I Believe




Lifes Rich Pageant

'I Believe' - Lifes Rich Pageant

There’s a pervasive political theme to Lifes Rich Pageant - the Cold War and the arms race as a small town under threat in ‘Hyena’, the effects of US support for the army in Guatemala (obliquely) in ‘The Flowers of Guatemala’, the appropriation and pollution of the titular river in ‘Cuyahoga’, a call to (popular) arms in ‘Begin the Begin’, and an all-purpose sense of inundation in ‘Fall On Me’.

Thing is, you could readily ignore any grand ideas being attached to the songs. The songs are bigger, and the album is back to a rock producer (Don Gehman), with the lyrics enunciated.

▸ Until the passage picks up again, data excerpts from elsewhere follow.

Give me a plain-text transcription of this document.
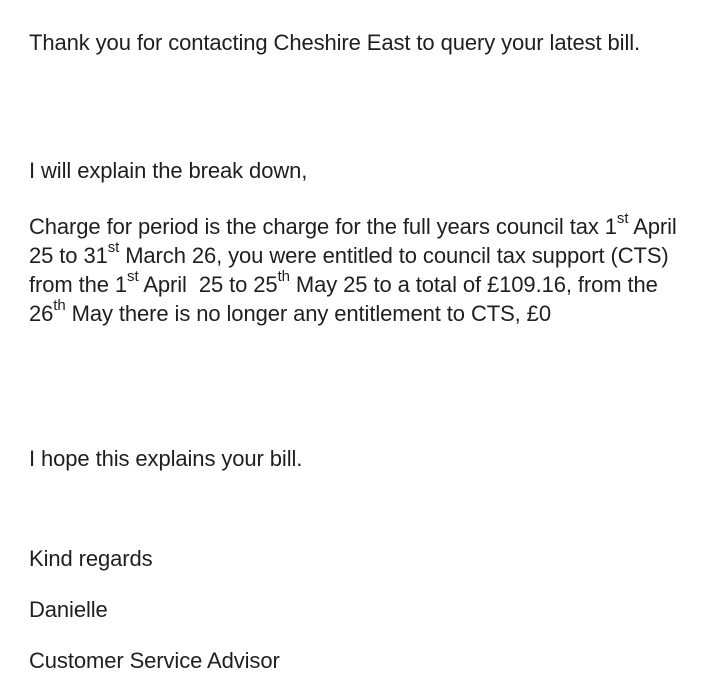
Thank you for contacting Cheshire East to query your latest bill.

I will explain the break down,

Charge for period is the charge for the full years council tax 1st April 25 to 31st March 26, you were entitled to council tax support (CTS) from the 1st April  25 to 25th May 25 to a total of £109.16, from the 26th May there is no longer any entitlement to CTS, £0

I hope this explains your bill.

Kind regards

Danielle

Customer Service Advisor
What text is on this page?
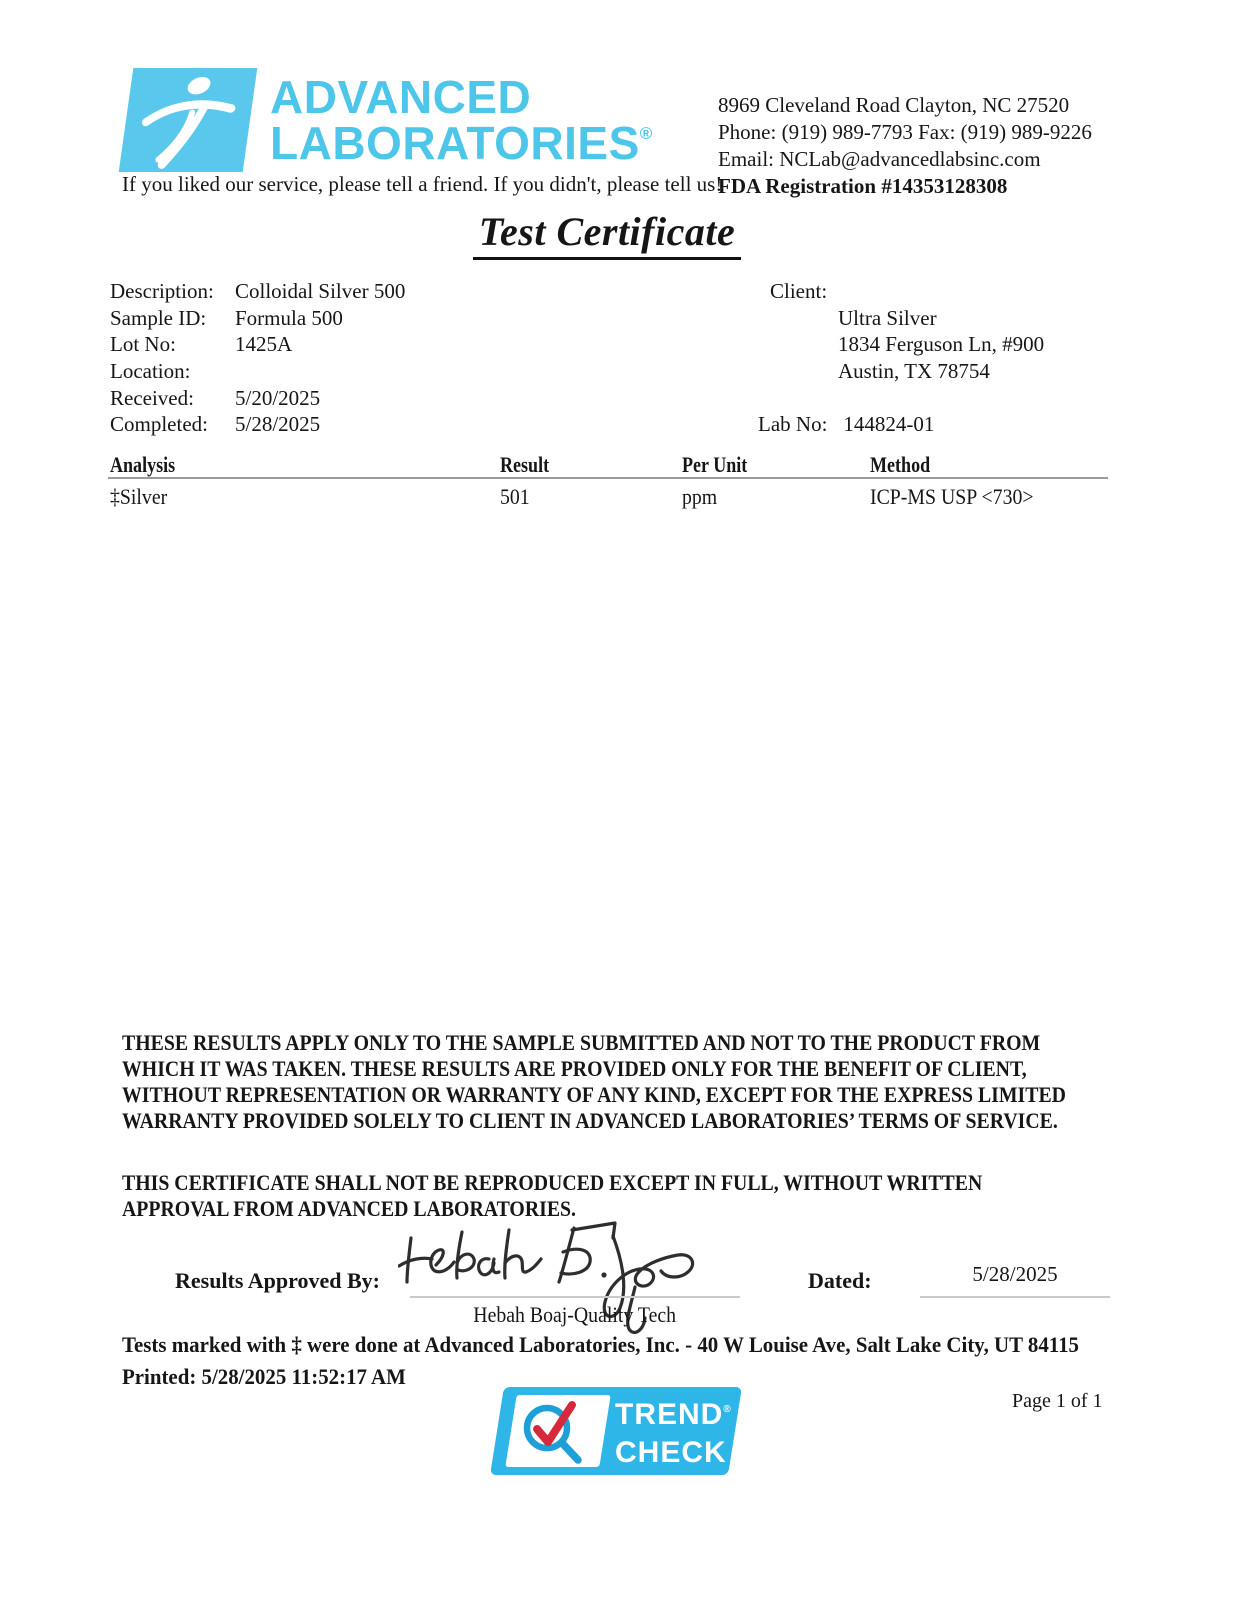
ADVANCED
LABORATORIES®
If you liked our service, please tell a friend. If you didn't, please tell us!
8969 Cleveland Road Clayton, NC 27520
Phone: (919) 989-7793 Fax: (919) 989-9226
Email: NCLab@advancedlabsinc.com
FDA Registration #14353128308
Test Certificate
Description:	Colloidal Silver 500
Sample ID:	Formula 500
Lot No:	1425A
Location:
Received:	5/20/2025
Completed:	5/28/2025
Client:
Ultra Silver
1834 Ferguson Ln, #900
Austin, TX 78754
Lab No: 144824-01
Analysis	Result	Per Unit	Method
‡Silver	501	ppm	ICP-MS USP <730>
THESE RESULTS APPLY ONLY TO THE SAMPLE SUBMITTED AND NOT TO THE PRODUCT FROM
WHICH IT WAS TAKEN. THESE RESULTS ARE PROVIDED ONLY FOR THE BENEFIT OF CLIENT,
WITHOUT REPRESENTATION OR WARRANTY OF ANY KIND, EXCEPT FOR THE EXPRESS LIMITED
WARRANTY PROVIDED SOLELY TO CLIENT IN ADVANCED LABORATORIES’ TERMS OF SERVICE.
THIS CERTIFICATE SHALL NOT BE REPRODUCED EXCEPT IN FULL, WITHOUT WRITTEN
APPROVAL FROM ADVANCED LABORATORIES.
Results Approved By:
Hebah Boaj-Quality Tech
Dated:	5/28/2025
Tests marked with ‡ were done at Advanced Laboratories, Inc. - 40 W Louise Ave, Salt Lake City, UT 84115
Printed: 5/28/2025 11:52:17 AM
Page 1 of 1
TREND®
CHECK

It opens with a sort of challenge, crashing through ‘Begin the Begin’ with every word ringing out clear. ‘Fall On Me’ is particularly sweet-toned and plaintive, anxiety into cathartic chorus, while ‘The Flowers of Guatemala’ goes with slow-building unease.

'Underneath the Bunker' deserves a mention for being one of the stranger songs on their albums - jarring, distorted vocals and vaguely Mexican guitar, two short verses about hiding in a bunker, and it ends abruptly to allow the hazy first verse of 'The Flowers of Guatemala' to fill the silence. It sort of works, but it's hard to imagine how it ended up there.

The last three songs are a bit peculiar too. The closer is a coy cover of The Clique’s ‘Superman’ with Mike Mills on lead vocals, sounding like the best outtake ever. Right before that, faux folk ‘Swan Swan H’ goes back to Fables of the Reconstruction's Civil War/Reconstruction thing, utterly sombre and joyless. By contrast, that's preceded by the hooting, shouted, gleeful, stomping anthem-with-glissando 'Just A Touch', which sounds like a cover and goes out with Stipe roaring a line from Patti Smith's 'Privilege', “I'm so young/I'm so goddamn young”.

'I Believe' is like a personal counterpart to the political-toned songs. The banjo intro gives way to jangle, accordion following in later, and there's a deluge of images all sort of filtering down to “change is what I believe in”. It's weary in spite of the positivity, positive in spite of the weariness, and one of their strongest songs from this period.